Hoover Institution senior associate director Richard Sousa delivered the keynote address at Fudan University during a symposium on T. V. Soong, foreign minister of China during World War II. The T. V. Soong papers are part of Hoover’s East Asia collections.

At the Hoover Institution, we are looking to the Pacific Rim. The institution made a name for itself by collecting in Europe after World War I, then burnished its reputation with its collections in Eastern and Central Europe and the Soviet Union during the Cold War. Hoover now wants to etch its reputation in stone by collecting in Asia.

We continue to make major acquisitions in our traditionally strong areas.

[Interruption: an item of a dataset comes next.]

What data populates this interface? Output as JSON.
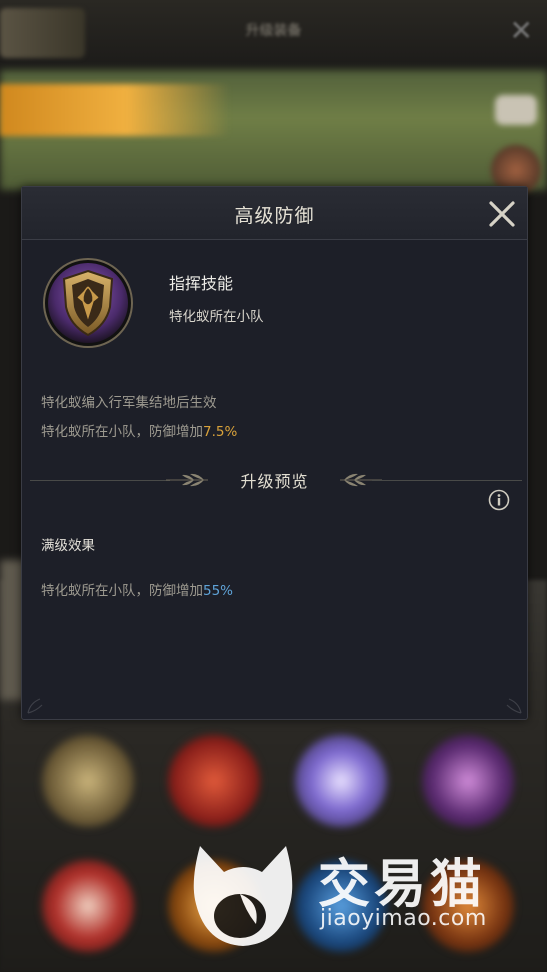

For example, in 2009 we acquired the files that the KGB left behind in Lithuania when the Soviets abandoned that country in 1991. We also acquired the papers of Mieczyslaw Rakowski, the last Polish first secretary of the Communist Party and a prime minister. Branching out, we also have acquired a vast trove of Iraqi material from Saddam Hussein’s Baath Party, more than 12 million documents, which we are screening and making available to researchers.

East Asia, however, has been our focus, and the bulk of our recent landmark collections have come from there. The strength of our collections is their complementary nature; nowhere is that more evident than with Nationalist China, beginning with the collections, papers, and diaries representing the Big Four families of Nationalist China: Chiang Kai-shek, military and political leader; T. V. Soong, diplomatic envoy; H. H. Kung, financial wizard; Chen Li-fu, philosophical guide. Add to them our major project to microfilm the records of the Kuomintang, now in its seventh year, and one has quite a base.

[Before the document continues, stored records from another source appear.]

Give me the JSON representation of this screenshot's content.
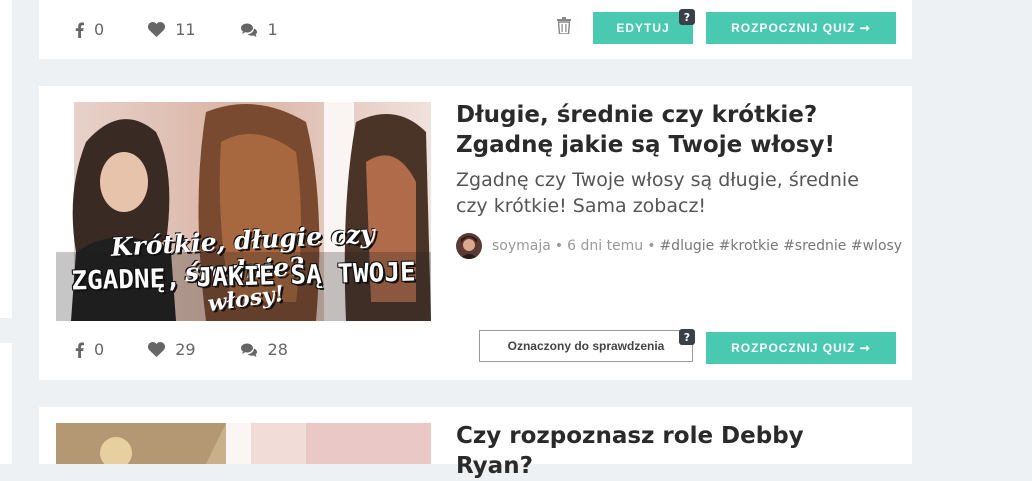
{
  "colors": {
    "accent": "#49c9b0",
    "background": "#eef1f4",
    "card": "#ffffff"
  },
  "quizzes": [
    {
      "stats": {
        "facebook": "0",
        "likes": "11",
        "comments": "1"
      },
      "buttons": {
        "edit": "EDYTUJ",
        "start": "ROZPOCZNIJ QUIZ ➞",
        "badge": "?"
      }
    },
    {
      "title": "Długie, średnie czy krótkie? Zgadnę jakie są Twoje włosy!",
      "description": "Zgadnę czy Twoje włosy są długie, średnie czy krótkie! Sama zobacz!",
      "author": "soymaja",
      "separator": "•",
      "time": "6 dni temu",
      "tags": "#dlugie #krotkie #srednie #wlosy",
      "thumb_text_line1": "Krótkie, długie czy średnie?",
      "thumb_text_line2": "ZGADNĘ, JAKIE SĄ TWOJE",
      "thumb_text_line3": "włosy!",
      "stats": {
        "facebook": "0",
        "likes": "29",
        "comments": "28"
      },
      "buttons": {
        "flagged": "Oznaczony do sprawdzenia",
        "start": "ROZPOCZNIJ QUIZ ➞",
        "badge": "?"
      }
    },
    {
      "title": "Czy rozpoznasz role Debby Ryan?"
    }
  ]
}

But to aid scholars, it is important to fill out the collections with material from others who may have played a less visible, but significant, role, thus providing scholars with the breadth and depth to conduct detailed and sophisticated historical analyses. We therefore seek to acquire material from aides and subordinates, mentors, political opponents, and, one of our strengths, dissidents. For example, among Chiang’s political opponents was Tseng Ch’i, one of the founders of the Young China Party, which was opposed to both the Communists and Chiang’s Kuomintang.

History may be written by the victors, but providing researchers with records from both sides leads to a more complete and accurate assessment of history.

We are fortunate that our reputation precedes us. The Tseng family was aware of our extensive Nationalist collections, acutely aware of the Soong and Chiang collections. The family felt, as I do, that complementarity and preservation are important. So after possessing the collection for decades, the family agreed that the Hoover Institution was its proper, final resting place. The Tseng Ch’i collection on the Young China Party makes a critical contribution to painting a full picture of the political landscape on the mainland and in Taiwan.

They say that history is written by the victors, but, as I mentioned earlier, providing researchers with records from both sides leads to a more complete and accurate assessment of history. The Tseng papers, I believe, add immeasurably to our understanding of what Chiang Kai-shek, T. V. Soong, and the Kuomintang were going through in the 1930s, ’40s, and ’50s.

Our extensive collections, our record of stewardship, and our reputation for undertaking extensive preservation efforts sometimes make it embarrassingly easy to acquire material. But we are happy to take full advantage of our ninety-year reputation of collecting, stewardship, and preservation to alert potential donors that Hoover is the place for their material on modern China. The bottom line is that our combination of an outstanding reputation and a commitment to East Asia ensures that Hoover will continue to be important in this area.